This post was written by Liani Astacio, Communications Intern at The Sylvia Center and Prep for Prep scholar.
This past week, The Sylvia Center had the privilege to work with PS21 and Perfect Ten in creating a community full of dance, music, and of course — healthy eating. We had the privilege of cooking with a group of fourteen girls, ages ten to sixteen, from Perfect Ten’s programs last week. Each day, we had two, 1.5 hour rotations, spending meaningful time with both the younger and older students. In this program, we made a wide variety of healthy meals including: Mafé, Fresh Pasta with Ratatouille, Hand Pies, and much more. The variety of dishes we prepared allowed us to be inclusive of the many different preferences of our students. Some students enjoyed using seasonal fruits in baked desserts, while other students loved preparing savory dishes like pasta dough or making Mafé.
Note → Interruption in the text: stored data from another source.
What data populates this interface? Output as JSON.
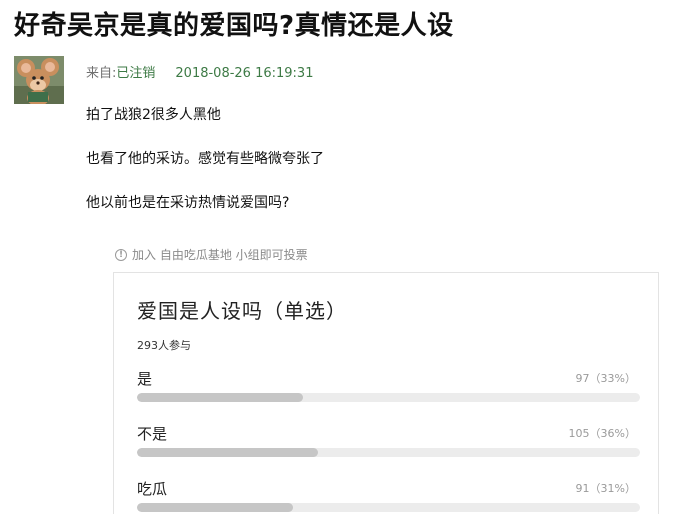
{
  "post": {
    "title": "好奇吴京是真的爱国吗?真情还是人设",
    "from_label": "来自:",
    "author": "已注销",
    "timestamp": "2018-08-26 16:19:31",
    "lines": [
      "拍了战狼2很多人黑他",
      "也看了他的采访。感觉有些略微夸张了",
      "他以前也是在采访热情说爱国吗?"
    ]
  },
  "vote_hint": "加入 自由吃瓜基地 小组即可投票",
  "poll": {
    "title": "爱国是人设吗（单选）",
    "participants": "293人参与",
    "options": [
      {
        "label": "是",
        "value_text": "97（33%）",
        "percent": 33
      },
      {
        "label": "不是",
        "value_text": "105（36%）",
        "percent": 36
      },
      {
        "label": "吃瓜",
        "value_text": "91（31%）",
        "percent": 31
      }
    ]
  },
  "colors": {
    "author_link": "#3d7a45",
    "bar_fill": "#c6c6c6",
    "bar_track": "#ececec"
  },
  "icons": {
    "info": "info-circle-icon",
    "avatar": "jerry-mouse-avatar"
  }
}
At The Sylvia Center, we take pride in giving our students the opportunity to have choices in the kitchen classroom. When the girls from Perfect Ten requested to make garlic bread, we were more than excited to help them learn to make one of their favorite foods. Together, both students and staff brainstormed ways to make a healthier version of garlic bread, putting our critical thinking skills and creativity to the test. At the end of the brainstorming session, the students came up with many innovative ways to make garlic bread healthy, while still retaining the bread’s deliciousness. The students decided to replace the bread with a whole grain bread, use olive oil instead of butter, and add a fresh tomato bruschetta on top. The end result was both healthy and delicious.
As the week progressed, the students challenged themselves in many different ways by learning to bake, roast, fry and cut with new ingredients. Many ingredients were items that some of the students had never tried before. Each meal provided this group of girls with the energy they needed to dance and drum for the rest of the day with Jamal and Company. Most importantly, sharing the meals allowed the group a time to build community and relish in their own successes after a day of growth, challenges, and hard work. One of their first challenges was creating a Triple Berry Cobbler, making it the perfect meal to try with new young cooks.
Triple Berry Cobbler
2 cups blueberries
2 cups strawberries
2 cups raspberries
3/4 cup plus 2 teaspoons sugar, divided
3/4 cup all purpose flour, divided
½ cup whole-wheat flour
1 teaspoon baking soda
¼ teaspoon baking powder
¼ teaspoon salt
6 tablespoons chilled butter, cut into ½ inch cubes
2/3 cup low-fat buttermilk
2 teaspoons sugar
- Preheat the oven to 400F. Grease a 13×9 inch baking dish.
- Combine berries with ¼ cup all purpose flour and ½ cup sugar. Toss to combine. Spread evenly in the baking dish.
- Combine remaining flour, ¼ cup sugar, baking powder, baking soda, and salt in a mixing bowl. Mix in the butter using fingertips or pastry blender, and mix until it resembles coarse cornmeal.
- Add buttermilk, mix until moist. Combine dough into eight equal balls, and place evenly over berries. Sprinkle with sugar.
- Bake for 35 minutes, allow to sit for 10 minutes before serving.